Making the cut in professional events means handling your emotions and dealing with the ups and downs of pro golf. Your physical conditioning, nutrition, and hydration will play a big role in maintaining energy levels, while focus, concentration, and mental toughness are needed to play at this level.

Remember that your handicap is only a measure of your golfing ability and would have no bearing on any other aspect of your game, but to achieve a professional handicap level means you already have these abilities and skillsets – or you would not be playing at this level.

The goal of the professional is to make the cut for the weekend rounds as this is where money is earned, and while cut lines can vary from two over par to five under par or more, you need to be consistent in that range to play pro golf.

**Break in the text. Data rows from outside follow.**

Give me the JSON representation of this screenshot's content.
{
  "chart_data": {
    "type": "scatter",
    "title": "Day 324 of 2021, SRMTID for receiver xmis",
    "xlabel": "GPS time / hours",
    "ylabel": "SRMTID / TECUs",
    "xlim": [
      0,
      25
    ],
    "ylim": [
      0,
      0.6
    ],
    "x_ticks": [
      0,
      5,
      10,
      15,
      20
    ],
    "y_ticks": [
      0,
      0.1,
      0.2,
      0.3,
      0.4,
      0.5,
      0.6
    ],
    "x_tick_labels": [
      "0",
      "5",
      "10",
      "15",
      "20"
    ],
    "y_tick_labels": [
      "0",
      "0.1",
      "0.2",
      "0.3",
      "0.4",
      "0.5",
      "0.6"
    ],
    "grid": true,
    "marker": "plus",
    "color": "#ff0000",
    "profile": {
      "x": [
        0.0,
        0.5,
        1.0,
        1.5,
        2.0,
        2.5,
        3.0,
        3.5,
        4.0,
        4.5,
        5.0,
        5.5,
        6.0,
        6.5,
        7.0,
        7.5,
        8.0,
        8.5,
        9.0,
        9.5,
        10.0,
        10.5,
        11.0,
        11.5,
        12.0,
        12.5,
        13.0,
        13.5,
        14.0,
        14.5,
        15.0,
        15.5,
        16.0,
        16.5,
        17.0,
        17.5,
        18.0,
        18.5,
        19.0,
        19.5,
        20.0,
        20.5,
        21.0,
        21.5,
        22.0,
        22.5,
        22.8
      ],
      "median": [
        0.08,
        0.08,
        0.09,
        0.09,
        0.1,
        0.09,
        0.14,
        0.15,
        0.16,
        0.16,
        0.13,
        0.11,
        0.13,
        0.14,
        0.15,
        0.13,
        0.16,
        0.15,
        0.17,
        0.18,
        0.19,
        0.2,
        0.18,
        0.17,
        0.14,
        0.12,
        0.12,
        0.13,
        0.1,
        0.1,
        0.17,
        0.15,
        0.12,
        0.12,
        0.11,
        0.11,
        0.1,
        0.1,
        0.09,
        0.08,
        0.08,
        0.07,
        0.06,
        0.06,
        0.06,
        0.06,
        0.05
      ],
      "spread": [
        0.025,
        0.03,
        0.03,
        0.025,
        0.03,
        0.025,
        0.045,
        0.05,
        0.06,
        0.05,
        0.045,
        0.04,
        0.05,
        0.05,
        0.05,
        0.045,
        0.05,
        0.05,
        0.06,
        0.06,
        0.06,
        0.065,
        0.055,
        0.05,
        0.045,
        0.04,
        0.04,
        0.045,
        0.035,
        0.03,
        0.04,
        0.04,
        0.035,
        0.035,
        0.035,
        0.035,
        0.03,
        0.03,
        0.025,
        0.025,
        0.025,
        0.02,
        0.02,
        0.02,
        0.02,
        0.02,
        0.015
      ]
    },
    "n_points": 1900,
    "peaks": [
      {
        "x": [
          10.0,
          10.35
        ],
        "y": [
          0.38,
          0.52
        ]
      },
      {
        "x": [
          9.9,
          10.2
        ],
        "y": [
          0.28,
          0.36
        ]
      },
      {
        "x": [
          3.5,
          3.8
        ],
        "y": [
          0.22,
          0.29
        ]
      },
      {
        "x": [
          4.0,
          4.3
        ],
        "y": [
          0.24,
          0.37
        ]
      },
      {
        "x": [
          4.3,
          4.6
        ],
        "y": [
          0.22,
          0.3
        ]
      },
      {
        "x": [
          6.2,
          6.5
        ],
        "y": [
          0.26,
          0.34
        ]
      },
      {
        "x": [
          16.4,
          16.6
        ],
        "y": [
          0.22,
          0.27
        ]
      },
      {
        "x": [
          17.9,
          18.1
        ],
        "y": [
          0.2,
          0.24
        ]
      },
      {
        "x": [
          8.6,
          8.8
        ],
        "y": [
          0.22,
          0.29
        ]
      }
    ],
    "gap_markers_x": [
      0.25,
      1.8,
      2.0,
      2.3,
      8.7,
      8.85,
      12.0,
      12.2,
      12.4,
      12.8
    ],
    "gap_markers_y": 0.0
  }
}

A survey done in 2015 that took 14000 rounds of golf into account showed that the difference between professional and scratch golf handicaps was considerable as pro golfers play from longer tees and have higher course handicap ratings than at scratch level.

Compared to scratch golfers, the professional would be between three and five shots better per round on average, and this is why many amateur and scratch players that enter pro-am events don’t make the cut for the weekend.

The increased course difficulty and pressure test players to the limit, and while some step up and shine, most do not.


The average handicap for a professional golfer (if they kept them) would be between +4 and +8 at best, and remember that this is an average. Some days the scores will be above that, with players shooting 62 or even the occasional sub-60 round!

Most golfers can only watch and admire that level of golf, and while we may aspire to plus handicap status, the reality is that very few players ever reach that, and those that do still may not be good enough to be professional golfers.